Un blogueur appelé Grégoire Perra, ancien anthroposophe repenti, m’a cité deux fois sur un de ses blogs, mais avec plusieurs erreurs. 

La première fois, le 17 mars 2021, il évoque un article dans lequel j’établis des rapports entre lui et le poète Prudence, qui vivait au Ve siècle et qu’il présente comme un “moine” alors qu’il était administrateur dans l’Empire romain (sous Théodose Ier). Il se plaint de cet article, mais à mon avis il est content de pouvoir le répertorier.

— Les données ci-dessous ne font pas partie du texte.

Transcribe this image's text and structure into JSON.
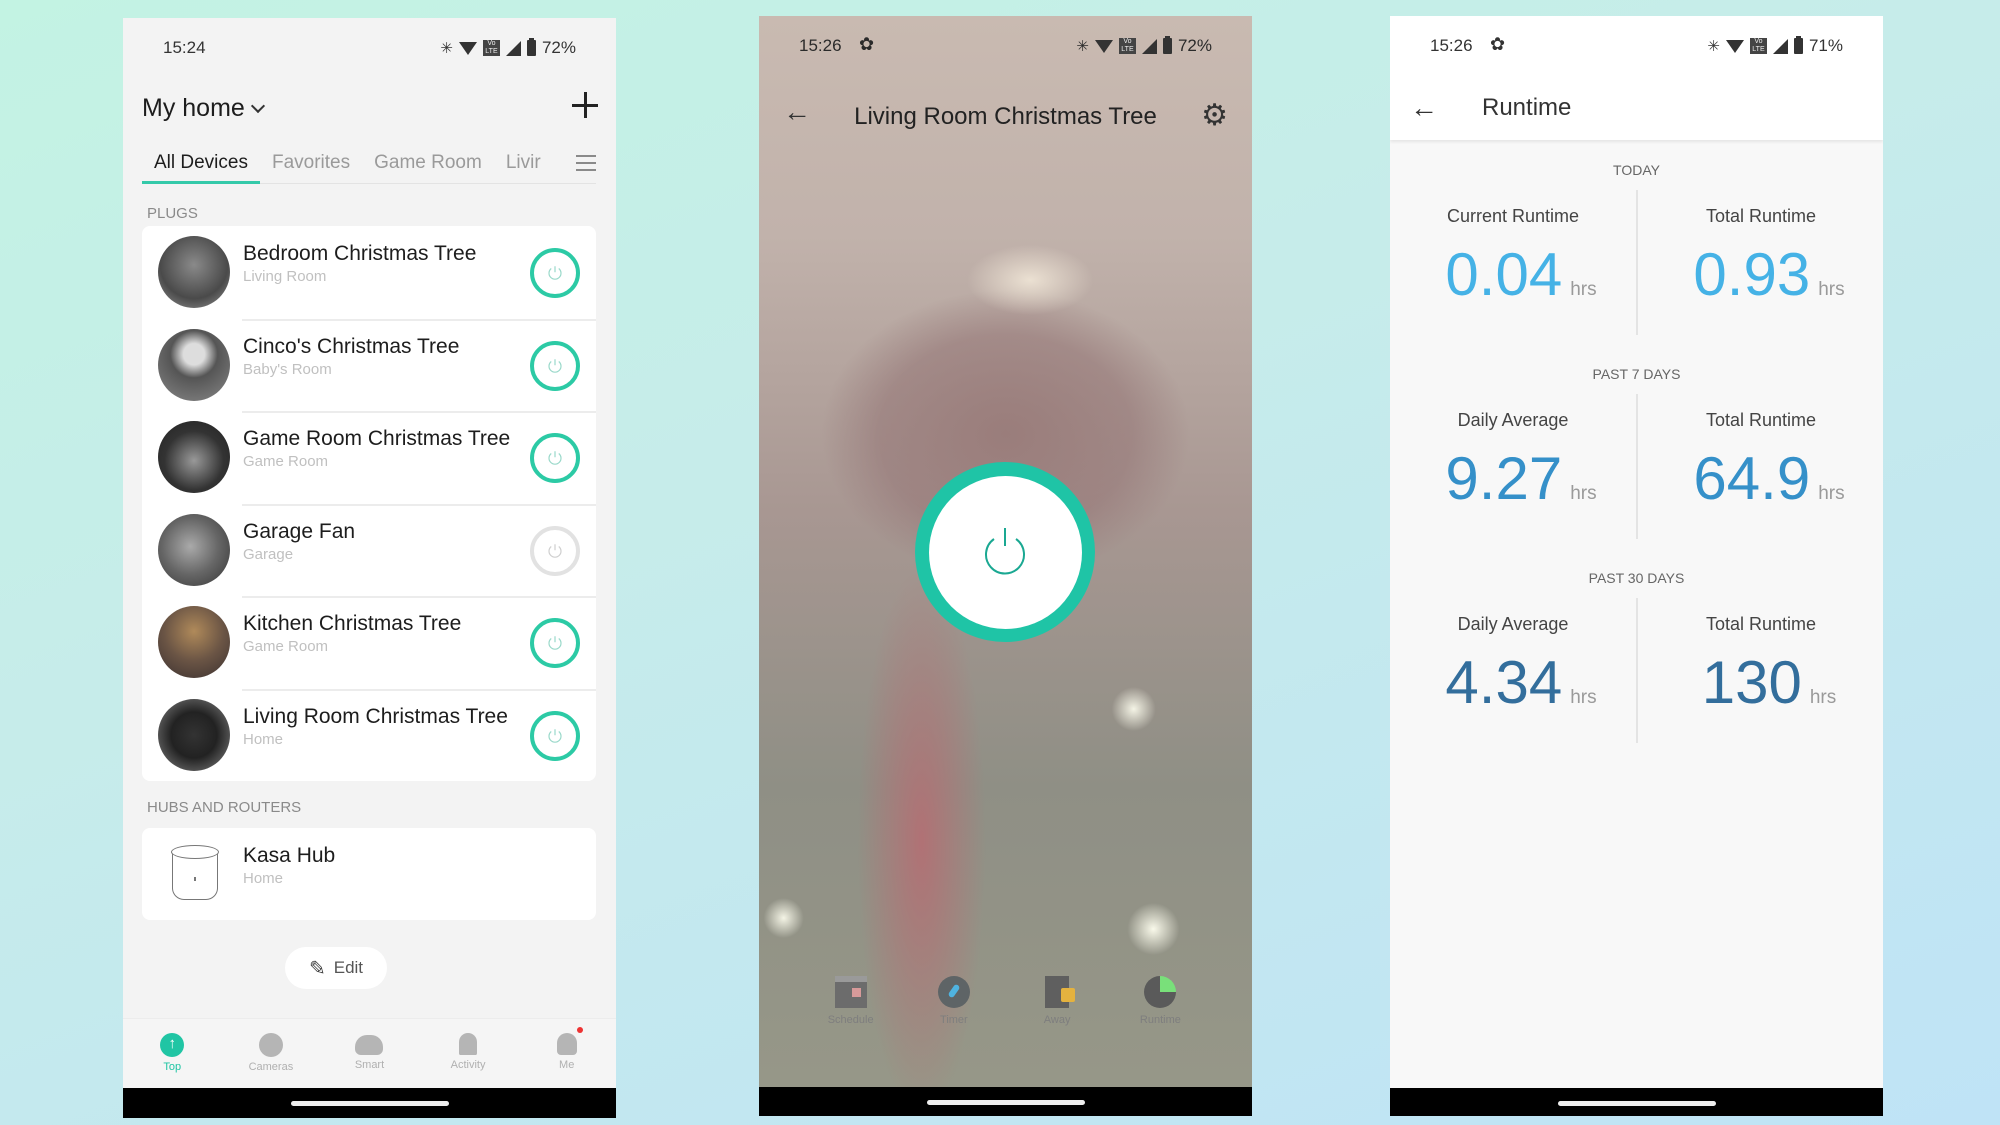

La seconde fois, le 1er mai de la même année, il évoque une discussion que j’ai eue avec des amateurs de langues régionales sur Facebook. Il prétend que je brandis “partout” une lettre d’Emmanuel Macron adressée à l’ancien maire de la commune d’Habère-Poche (Haute-Savoie, France) Marc Bron, dans lequel le président de la république française me félicite d’avoir édité (en collaboration avec Marc Bron, par ailleurs professeur) les poésies en savoyard de mon arrière-grand-oncle Jean-Alfred Mogenet (1862-1939). Peut-être jaloux, Grégoire Perra reproche au chef de l’État de m’avoir fait un tel compliment, sous on ne sait quel prétexte. Je n’ai montré cette lettre qu'une fois, à un moment où mon expertise sur les langues régionales était contestée.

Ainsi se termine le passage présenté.